The store attained a life long customer because it went an extra mile to meet the needs of the customers by selling to the one legged customer one shoe. The store gives the best experience whether the buyer is at the store or purchasing online. The uttermost concern of the store is that their customers are treated with love and respect; this is displayed in their business strategy “greed through love” (Spector & McCarthy, 2000). The store has perfected the art in that the customers are given undivided attention. It also has a generous exchange policy, where the customers come first despite the fact that the store might incur loses; it first centers on the interest of the customer. Companies like Jcpenny and Macy’s on the other hand are on the opposite end of the continuum. They prioritize family and friends by giving them reduced price percentages. They are more focused on promotions and incentives to lure the customers, but the customer incurs the cost of advertising in the product price.

Retailing mix

 The six components in the retailing mix include product, place, presentation, price, personnel and promotion. In the past 100 years, Nordstrom has experienced a growth in products. The expansion started as a shoe store to a big department store that sells many other products. Today Nordstrom has 157 stores in different states in the United States. The company’s president Eric Nordstrom believes that the stores should not just be located in a demographic location simply because of the fact that it is good for business or it was on the paper advert. He depends on his gut feeling to know where the store will be placed. Nordstrom relies on its customer to gain more customers. The company does not invest on adverts or promotions to sell out their products but instead it believes in the good word spread by its customers. In Nordstrom, the receptive employees receive their own end of the bargain through appraisals and bonuses. The company opts to spend most of its money pleasing its customers rather than on adverts and promotions. The company prefers to incur losses but to retain the good consumer and producer relationship (Spector& McCarthy 2000). They have computerized inventory that is used to inform the people on the latest product in the store; its main goal is to perfect the relationship with their clients. The most important retailing mix is the personnel. The company prioritizes maintaining their customers by establishing relationships with them.

Challenges

It is important for the company to manage the current economic conditions with the rising inflation of commercial products and unemployment that has been experienced because of these factors .These economic forces can change the way in which consumers spend their money.

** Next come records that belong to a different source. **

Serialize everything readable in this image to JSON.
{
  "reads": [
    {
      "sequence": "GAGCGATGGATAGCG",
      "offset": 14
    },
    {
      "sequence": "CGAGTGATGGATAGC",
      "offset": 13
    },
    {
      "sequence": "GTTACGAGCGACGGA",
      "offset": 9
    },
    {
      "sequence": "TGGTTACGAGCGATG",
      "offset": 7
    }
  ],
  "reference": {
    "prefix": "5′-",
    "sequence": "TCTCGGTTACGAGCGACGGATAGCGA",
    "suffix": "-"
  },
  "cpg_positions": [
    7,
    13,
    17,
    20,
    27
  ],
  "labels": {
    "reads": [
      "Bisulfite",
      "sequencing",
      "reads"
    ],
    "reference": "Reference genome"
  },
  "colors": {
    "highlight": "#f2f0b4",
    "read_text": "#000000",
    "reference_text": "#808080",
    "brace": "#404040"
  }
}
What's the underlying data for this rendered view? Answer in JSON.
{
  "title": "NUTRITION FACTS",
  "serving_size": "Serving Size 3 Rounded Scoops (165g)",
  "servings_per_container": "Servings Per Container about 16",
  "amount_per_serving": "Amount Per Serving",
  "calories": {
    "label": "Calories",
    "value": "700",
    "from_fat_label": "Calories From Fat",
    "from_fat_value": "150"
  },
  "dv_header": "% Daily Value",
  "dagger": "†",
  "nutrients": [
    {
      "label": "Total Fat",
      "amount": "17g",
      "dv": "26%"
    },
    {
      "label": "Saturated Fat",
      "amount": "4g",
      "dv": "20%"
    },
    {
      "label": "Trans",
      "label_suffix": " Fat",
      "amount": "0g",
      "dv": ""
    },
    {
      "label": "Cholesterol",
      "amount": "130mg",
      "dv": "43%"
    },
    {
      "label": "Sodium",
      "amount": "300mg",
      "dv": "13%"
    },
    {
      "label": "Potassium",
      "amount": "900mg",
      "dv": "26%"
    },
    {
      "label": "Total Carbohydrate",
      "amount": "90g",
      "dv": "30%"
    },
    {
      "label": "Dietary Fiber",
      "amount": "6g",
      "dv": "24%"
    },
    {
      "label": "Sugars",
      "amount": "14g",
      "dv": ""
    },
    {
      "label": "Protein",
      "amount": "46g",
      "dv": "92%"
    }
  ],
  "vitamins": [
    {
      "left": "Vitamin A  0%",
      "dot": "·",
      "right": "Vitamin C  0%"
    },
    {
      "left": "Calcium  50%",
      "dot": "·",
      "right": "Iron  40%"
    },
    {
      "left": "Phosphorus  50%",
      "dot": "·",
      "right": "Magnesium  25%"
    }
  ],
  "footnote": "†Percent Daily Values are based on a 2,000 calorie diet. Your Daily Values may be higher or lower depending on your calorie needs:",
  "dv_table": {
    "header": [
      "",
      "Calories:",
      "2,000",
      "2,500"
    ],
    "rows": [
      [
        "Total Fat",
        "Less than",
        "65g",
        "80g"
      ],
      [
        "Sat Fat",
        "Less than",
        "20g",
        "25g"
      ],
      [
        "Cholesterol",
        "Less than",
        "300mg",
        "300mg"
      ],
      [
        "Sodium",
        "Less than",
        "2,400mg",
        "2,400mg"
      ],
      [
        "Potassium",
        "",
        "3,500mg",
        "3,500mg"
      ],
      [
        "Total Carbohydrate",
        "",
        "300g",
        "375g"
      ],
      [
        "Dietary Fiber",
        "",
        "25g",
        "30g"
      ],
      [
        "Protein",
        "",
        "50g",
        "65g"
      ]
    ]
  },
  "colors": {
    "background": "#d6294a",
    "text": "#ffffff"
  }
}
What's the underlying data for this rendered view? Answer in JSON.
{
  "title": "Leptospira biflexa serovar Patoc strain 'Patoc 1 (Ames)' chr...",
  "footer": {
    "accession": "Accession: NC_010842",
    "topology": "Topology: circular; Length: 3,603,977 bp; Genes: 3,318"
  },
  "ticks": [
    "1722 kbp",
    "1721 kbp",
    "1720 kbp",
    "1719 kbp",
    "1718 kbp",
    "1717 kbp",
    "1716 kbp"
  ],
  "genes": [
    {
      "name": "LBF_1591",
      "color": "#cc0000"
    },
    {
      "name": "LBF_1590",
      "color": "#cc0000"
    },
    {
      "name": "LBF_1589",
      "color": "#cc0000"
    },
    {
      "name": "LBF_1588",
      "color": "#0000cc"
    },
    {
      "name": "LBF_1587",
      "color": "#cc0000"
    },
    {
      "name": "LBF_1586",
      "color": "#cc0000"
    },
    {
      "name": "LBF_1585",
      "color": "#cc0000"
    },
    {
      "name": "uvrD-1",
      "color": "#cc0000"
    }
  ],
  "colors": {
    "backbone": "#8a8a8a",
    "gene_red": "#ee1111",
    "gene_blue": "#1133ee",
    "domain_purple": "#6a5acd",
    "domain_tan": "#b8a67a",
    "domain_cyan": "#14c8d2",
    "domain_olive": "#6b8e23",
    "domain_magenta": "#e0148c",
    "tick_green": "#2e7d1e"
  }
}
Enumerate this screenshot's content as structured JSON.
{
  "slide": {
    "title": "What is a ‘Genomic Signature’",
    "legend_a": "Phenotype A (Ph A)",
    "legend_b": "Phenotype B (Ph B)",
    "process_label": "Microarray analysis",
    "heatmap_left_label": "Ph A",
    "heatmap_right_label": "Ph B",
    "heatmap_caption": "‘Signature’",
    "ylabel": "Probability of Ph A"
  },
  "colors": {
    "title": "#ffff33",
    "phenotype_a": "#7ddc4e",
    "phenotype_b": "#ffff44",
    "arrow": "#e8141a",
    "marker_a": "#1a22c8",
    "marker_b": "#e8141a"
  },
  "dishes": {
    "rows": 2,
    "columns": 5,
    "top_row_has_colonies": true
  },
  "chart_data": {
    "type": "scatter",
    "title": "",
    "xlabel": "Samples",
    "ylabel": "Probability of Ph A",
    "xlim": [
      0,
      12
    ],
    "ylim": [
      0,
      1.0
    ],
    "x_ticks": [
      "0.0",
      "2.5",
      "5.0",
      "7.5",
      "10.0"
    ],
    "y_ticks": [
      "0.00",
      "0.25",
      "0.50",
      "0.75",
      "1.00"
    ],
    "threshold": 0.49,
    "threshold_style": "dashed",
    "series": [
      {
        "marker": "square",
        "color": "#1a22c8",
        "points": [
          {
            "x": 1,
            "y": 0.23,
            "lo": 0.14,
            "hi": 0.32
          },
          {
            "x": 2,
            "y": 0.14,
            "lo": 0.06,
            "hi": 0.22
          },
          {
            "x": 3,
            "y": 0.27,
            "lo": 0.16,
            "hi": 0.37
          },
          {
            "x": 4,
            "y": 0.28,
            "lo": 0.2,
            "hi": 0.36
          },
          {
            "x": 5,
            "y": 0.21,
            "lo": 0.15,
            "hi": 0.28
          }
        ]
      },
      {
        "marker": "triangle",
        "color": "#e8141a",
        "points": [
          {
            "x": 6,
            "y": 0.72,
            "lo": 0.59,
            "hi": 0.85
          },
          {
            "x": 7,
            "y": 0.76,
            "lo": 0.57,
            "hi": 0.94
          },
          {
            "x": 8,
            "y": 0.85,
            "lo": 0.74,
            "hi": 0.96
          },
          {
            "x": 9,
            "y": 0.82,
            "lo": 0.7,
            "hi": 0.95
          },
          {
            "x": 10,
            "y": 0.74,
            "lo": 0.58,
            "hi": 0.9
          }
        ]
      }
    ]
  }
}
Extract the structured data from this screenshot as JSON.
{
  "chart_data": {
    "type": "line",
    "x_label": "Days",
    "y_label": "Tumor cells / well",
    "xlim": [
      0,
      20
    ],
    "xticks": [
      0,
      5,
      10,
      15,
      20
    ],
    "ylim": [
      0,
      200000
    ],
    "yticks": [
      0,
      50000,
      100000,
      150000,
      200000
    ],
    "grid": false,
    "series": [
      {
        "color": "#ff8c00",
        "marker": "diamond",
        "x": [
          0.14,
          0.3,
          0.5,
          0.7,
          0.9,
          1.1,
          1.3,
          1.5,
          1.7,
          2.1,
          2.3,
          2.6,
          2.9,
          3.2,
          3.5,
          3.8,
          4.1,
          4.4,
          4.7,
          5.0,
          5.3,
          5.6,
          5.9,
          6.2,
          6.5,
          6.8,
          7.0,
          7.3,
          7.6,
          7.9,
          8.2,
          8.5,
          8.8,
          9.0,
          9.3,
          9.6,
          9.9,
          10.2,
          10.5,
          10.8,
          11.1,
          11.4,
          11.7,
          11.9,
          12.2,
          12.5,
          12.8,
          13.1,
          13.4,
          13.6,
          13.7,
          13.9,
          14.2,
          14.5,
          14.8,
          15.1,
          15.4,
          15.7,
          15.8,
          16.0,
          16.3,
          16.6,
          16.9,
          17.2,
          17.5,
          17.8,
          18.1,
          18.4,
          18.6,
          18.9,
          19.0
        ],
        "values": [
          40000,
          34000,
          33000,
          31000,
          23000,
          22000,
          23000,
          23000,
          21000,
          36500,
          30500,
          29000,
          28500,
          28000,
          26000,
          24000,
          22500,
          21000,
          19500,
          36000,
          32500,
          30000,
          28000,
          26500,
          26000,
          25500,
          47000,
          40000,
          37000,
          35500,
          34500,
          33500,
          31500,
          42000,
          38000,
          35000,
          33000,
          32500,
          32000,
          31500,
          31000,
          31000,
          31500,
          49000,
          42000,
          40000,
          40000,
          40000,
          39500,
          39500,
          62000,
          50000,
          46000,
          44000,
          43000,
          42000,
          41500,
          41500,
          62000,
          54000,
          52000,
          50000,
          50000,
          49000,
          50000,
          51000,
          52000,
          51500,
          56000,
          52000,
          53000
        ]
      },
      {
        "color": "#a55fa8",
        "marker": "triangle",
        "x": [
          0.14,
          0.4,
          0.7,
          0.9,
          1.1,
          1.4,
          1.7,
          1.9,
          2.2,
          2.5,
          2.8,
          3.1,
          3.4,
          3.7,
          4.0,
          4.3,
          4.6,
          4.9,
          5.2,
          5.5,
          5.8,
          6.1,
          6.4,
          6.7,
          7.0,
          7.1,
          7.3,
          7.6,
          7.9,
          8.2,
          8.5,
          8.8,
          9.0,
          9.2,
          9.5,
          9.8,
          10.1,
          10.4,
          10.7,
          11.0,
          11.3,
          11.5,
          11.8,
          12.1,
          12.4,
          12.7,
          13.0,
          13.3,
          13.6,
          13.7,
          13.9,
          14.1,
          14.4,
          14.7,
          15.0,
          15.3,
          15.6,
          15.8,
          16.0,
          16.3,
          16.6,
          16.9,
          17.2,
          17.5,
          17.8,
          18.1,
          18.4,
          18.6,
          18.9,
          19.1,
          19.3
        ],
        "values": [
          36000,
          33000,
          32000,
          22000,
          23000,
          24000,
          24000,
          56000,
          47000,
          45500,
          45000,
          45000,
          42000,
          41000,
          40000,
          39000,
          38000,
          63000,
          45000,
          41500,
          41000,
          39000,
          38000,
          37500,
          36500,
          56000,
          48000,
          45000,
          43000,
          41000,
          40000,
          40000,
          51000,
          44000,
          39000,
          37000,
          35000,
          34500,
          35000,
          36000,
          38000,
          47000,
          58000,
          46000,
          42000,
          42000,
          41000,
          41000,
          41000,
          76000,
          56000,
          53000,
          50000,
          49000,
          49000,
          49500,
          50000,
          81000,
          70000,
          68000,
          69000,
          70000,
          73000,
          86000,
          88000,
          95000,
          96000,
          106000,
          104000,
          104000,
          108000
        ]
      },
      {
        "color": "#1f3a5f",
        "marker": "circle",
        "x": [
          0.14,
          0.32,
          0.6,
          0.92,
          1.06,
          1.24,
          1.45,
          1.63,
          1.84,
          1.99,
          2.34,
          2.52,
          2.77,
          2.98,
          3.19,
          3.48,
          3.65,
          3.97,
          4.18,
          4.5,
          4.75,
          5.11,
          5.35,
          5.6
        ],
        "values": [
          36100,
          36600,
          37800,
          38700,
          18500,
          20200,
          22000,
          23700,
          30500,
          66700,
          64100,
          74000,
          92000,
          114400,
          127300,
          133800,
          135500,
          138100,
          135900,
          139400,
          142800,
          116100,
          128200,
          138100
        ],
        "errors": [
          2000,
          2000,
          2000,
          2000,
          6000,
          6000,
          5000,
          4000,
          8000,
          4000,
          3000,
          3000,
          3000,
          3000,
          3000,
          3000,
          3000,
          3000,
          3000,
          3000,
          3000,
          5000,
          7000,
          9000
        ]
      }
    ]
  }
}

In the age of recession, most consumers are exploiting ways in which they would spend less; this is through bargains, incentives or promotions. Consumers are limited to buying the basic want at a subsidized rate. This can be a drawback to Nordstrom because they centre their attention to customer relationship rather than the products that bring the consumer to its producer.

Competition

 Competition amongst companies is very aggressive. Different companies are developing new strategies in which they can use to advance themselves. Business expansion in many locations is a good strategy that Nordstrom has taken to develop competition with its competitors. This works to its advantage because it makes other competitors strive to get ahead of them. The company aims to introduce “Seamless” shopping experience to most of its other branches so that it can meet the consumers’ needs in all the states (Spector & McCarthy, 1999). This is challenging to other competing companies. The company should develop new trends so that it may retain its existing customers and attract new ones to its unique products and services. In this way, the company will maintain a high profile and have a strong position in the market.

 

References

Spector, R., & McCarthy, P. D. (2000). The Nordstrom way: The inside story of America’s #1 customer service company. New York, NY: Wiley.

Spector, R. D., & McCarthy, P. (1999). The Nordstrom way. New York, NY: Wiley.